Longtime courthouse snack bar proprietor dies at 79

June 04, 2007|by MARLO BARNHART

Harold Edgar Churchey, longtime proprietor of the snack bar at the Washington County Courthouse, died Saturday as a result of injuries from an accident one day earlier in the parking lot of Big Lots in Martinsburg, W.Va.

Legally blind since birth, Churchey was 79.

Information from Martinsburg City Police this morning was sketchy, possibly because the department might not have been notified that Churchey died several hours after the accident.

Lt. Glenn Macher said the accident occurred at 4:15 p.m. Friday. He said he was attempting to gather more information this morning now that he is aware Churchey had died.

Just three weeks after the death of Eva Churchey, his wife of 60 years, Churchey was still living in the home they shared in Sharpsburg, according to his twin brother, the Rev. Carroll Churchey.


"My wife had an eye appointment in Martinsburg on Friday and we asked Harold if he wanted to ride along ... just to get out of the house," his brother said this morning.

After the eye appointment, they were preparing to return home when Harold told his brother he needed a curtain rod so they drove to Big Lots in Martinsburg's North End.

Carroll Churchey said Harold was walking through the parking lot when someone came out of a parking space and backed into him. Harold was knocked down and hit his head on the ground.

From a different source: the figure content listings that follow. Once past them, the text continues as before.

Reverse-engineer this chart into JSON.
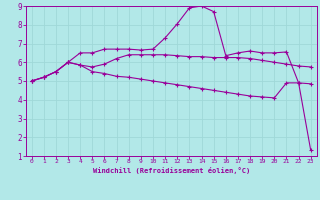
{
  "xlabel": "Windchill (Refroidissement éolien,°C)",
  "background_color": "#b2e8e8",
  "line_color": "#990099",
  "grid_color": "#9fd8d8",
  "xlim": [
    -0.5,
    23.5
  ],
  "ylim": [
    1,
    9
  ],
  "xticks": [
    0,
    1,
    2,
    3,
    4,
    5,
    6,
    7,
    8,
    9,
    10,
    11,
    12,
    13,
    14,
    15,
    16,
    17,
    18,
    19,
    20,
    21,
    22,
    23
  ],
  "yticks": [
    1,
    2,
    3,
    4,
    5,
    6,
    7,
    8,
    9
  ],
  "curve1_x": [
    0,
    1,
    2,
    3,
    4,
    5,
    6,
    7,
    8,
    9,
    10,
    11,
    12,
    13,
    14,
    15,
    16,
    17,
    18,
    19,
    20,
    21,
    22,
    23
  ],
  "curve1_y": [
    5.0,
    5.2,
    5.5,
    6.0,
    5.85,
    5.5,
    5.4,
    5.25,
    5.2,
    5.1,
    5.0,
    4.9,
    4.8,
    4.7,
    4.6,
    4.5,
    4.4,
    4.3,
    4.2,
    4.15,
    4.1,
    4.9,
    4.9,
    1.3
  ],
  "curve2_x": [
    0,
    1,
    2,
    3,
    4,
    5,
    6,
    7,
    8,
    9,
    10,
    11,
    12,
    13,
    14,
    15,
    16,
    17,
    18,
    19,
    20,
    21,
    22,
    23
  ],
  "curve2_y": [
    5.0,
    5.2,
    5.5,
    6.0,
    5.85,
    5.75,
    5.9,
    6.2,
    6.4,
    6.4,
    6.4,
    6.4,
    6.35,
    6.3,
    6.3,
    6.25,
    6.25,
    6.25,
    6.2,
    6.1,
    6.0,
    5.9,
    5.8,
    5.75
  ],
  "curve3_x": [
    0,
    1,
    2,
    3,
    4,
    5,
    6,
    7,
    8,
    9,
    10,
    11,
    12,
    13,
    14,
    15,
    16,
    17,
    18,
    19,
    20,
    21,
    22,
    23
  ],
  "curve3_y": [
    5.0,
    5.2,
    5.5,
    6.0,
    6.5,
    6.5,
    6.7,
    6.7,
    6.7,
    6.65,
    6.7,
    7.3,
    8.05,
    8.9,
    9.0,
    8.7,
    6.35,
    6.5,
    6.6,
    6.5,
    6.5,
    6.55,
    4.9,
    4.85
  ],
  "marker": "+",
  "marker_size": 3,
  "linewidth": 0.8
}
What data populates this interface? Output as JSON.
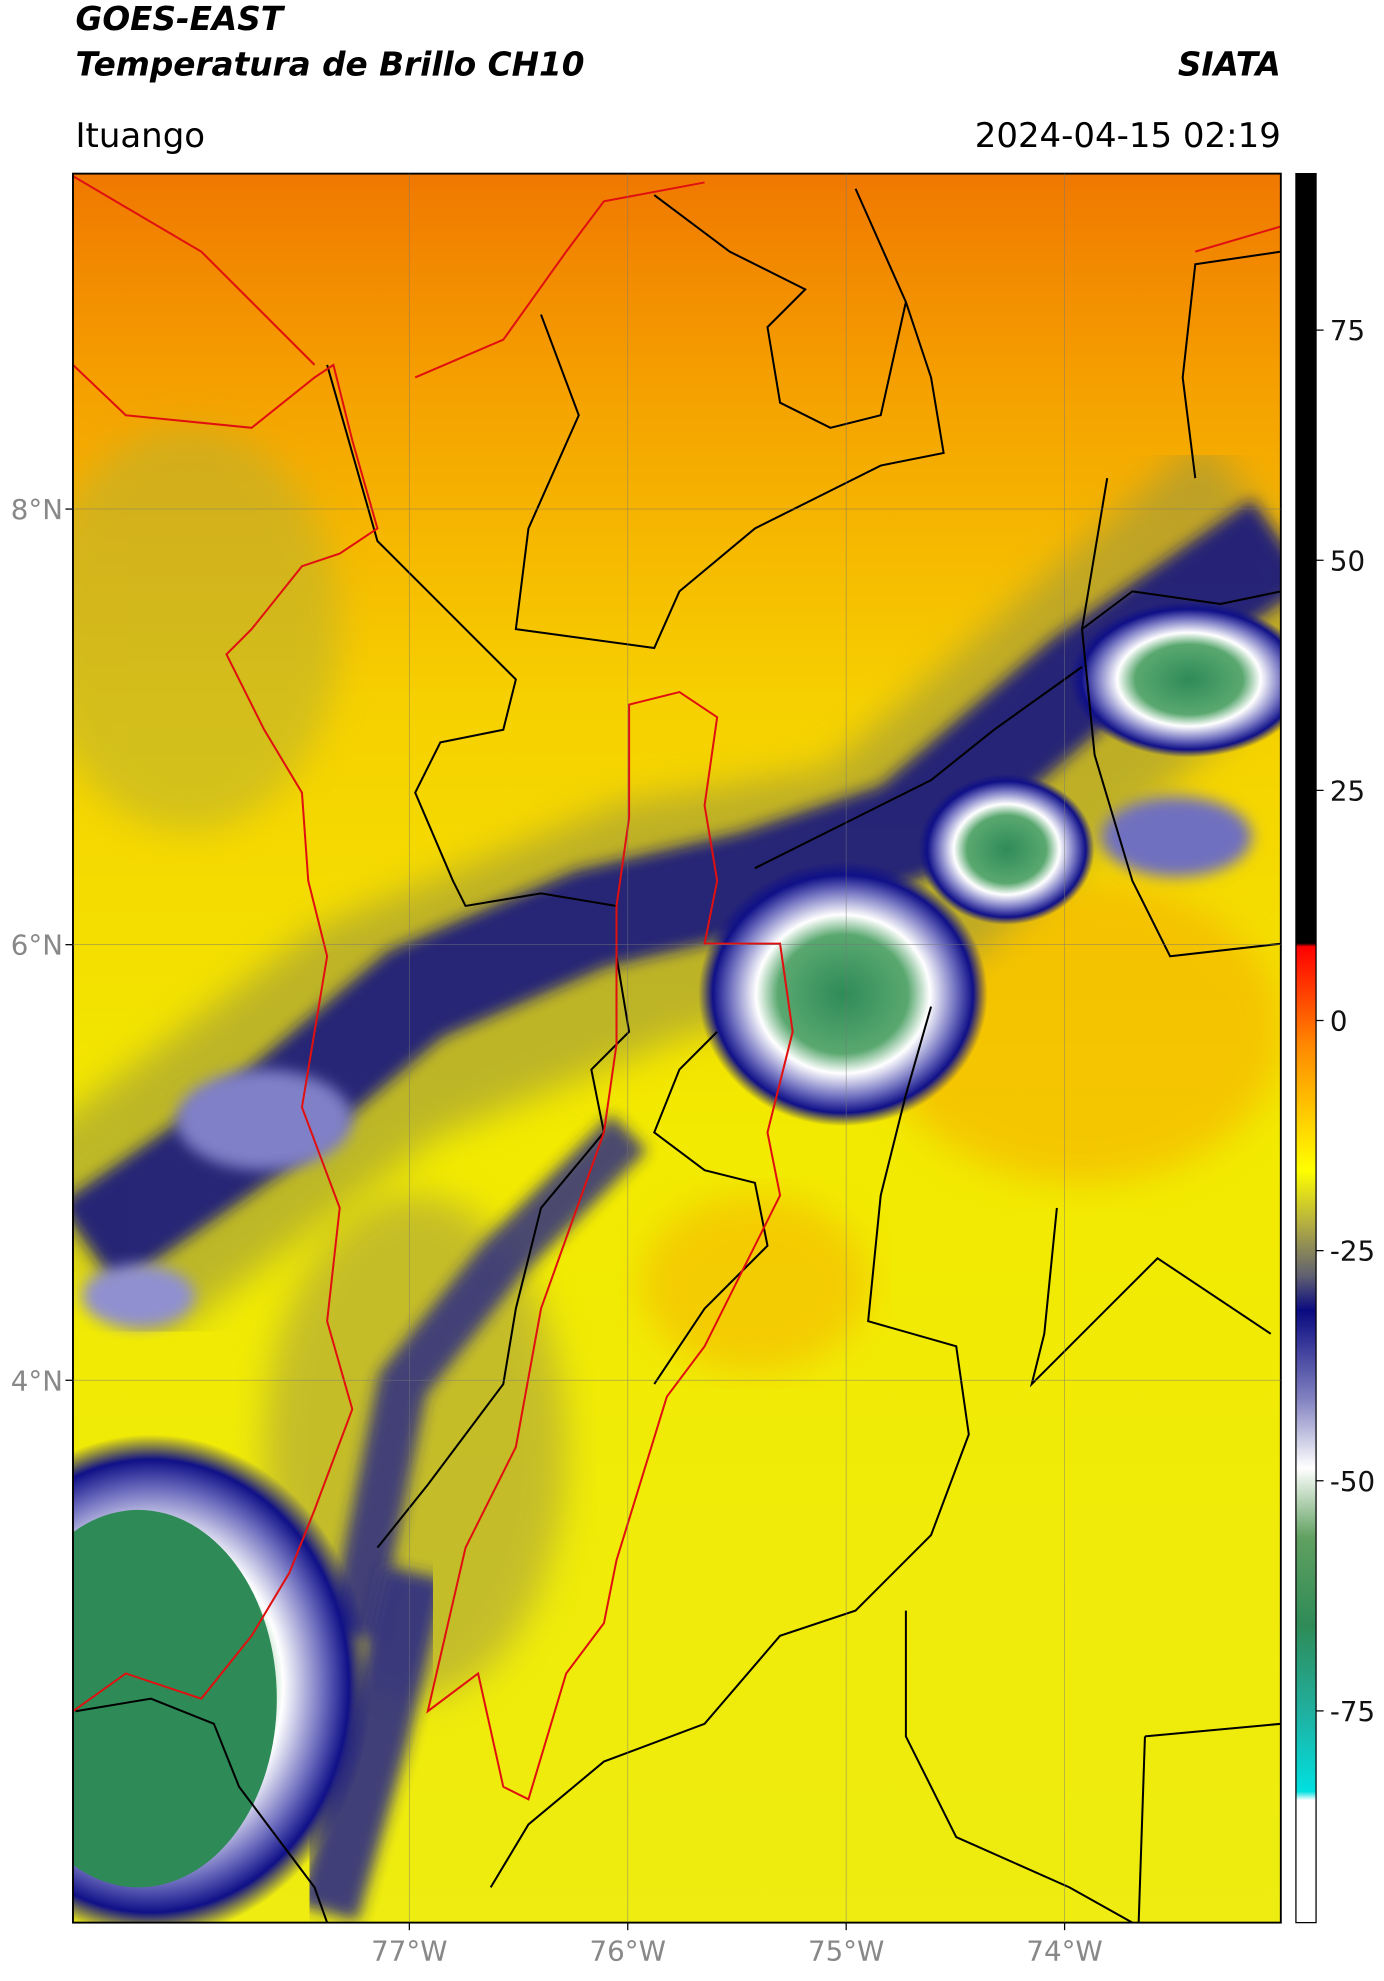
{
  "chart_data": {
    "type": "map",
    "title": "GOES-EAST",
    "subtitle": "Temperatura de Brillo CH10",
    "source": "SIATA",
    "location": "Ituango",
    "datetime": "2024-04-15 02:19",
    "xlim": [
      -78.54,
      -73.01
    ],
    "ylim": [
      1.51,
      9.54
    ],
    "xticks": [
      {
        "value": -77,
        "label": "77°W"
      },
      {
        "value": -76,
        "label": "76°W"
      },
      {
        "value": -75,
        "label": "75°W"
      },
      {
        "value": -74,
        "label": "74°W"
      }
    ],
    "yticks": [
      {
        "value": 8,
        "label": "8°N"
      },
      {
        "value": 6,
        "label": "6°N"
      },
      {
        "value": 4,
        "label": "4°N"
      }
    ],
    "grid": true,
    "clim": [
      -98,
      92
    ],
    "cticks": [
      75,
      50,
      25,
      0,
      -25,
      -50,
      -75
    ]
  }
}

"We went to the hospital and he was to have surgery but his brain had swelled," Carroll Churchey said this morning. Harold died on Saturday.

Both Carroll and Harold were born with retinitis pigmentosa, a condition that first reduces the sight to central or gun-barrel vision before taking it away entirely.

"My brother and I first went to the Wilmer Eye Institute in Baltimore in 1946 looking for help, but there wasn't any then," Churchey said in a 2002 interview.

Churchey got work in a factory and then as a dishwasher before the Maryland Workshop for the Blind set him up at the snack bar at the courthouse in 1964. He managed that popular eating spot until he retired in the early 1990s.

In August 1992, Churchey's doctor at Johns Hopkins in Baltimore asked him if he would be interested in taking some tests and undergoing experimental surgery.

"I told him I had nothing to lose," Churchey said in that 2002 interview, understanding full well that the tests would be painful and most likely would not result in him regaining his sight.

Then in 2002, Harold Churchey had an experimental retinal implant placed in his skull to again further the research in the field. It was hooked up to a small camera on a pair of glasses powered by a battery belt.

"While I'm wearing those glasses, I can distinguish day from night," Churchey said five years ago.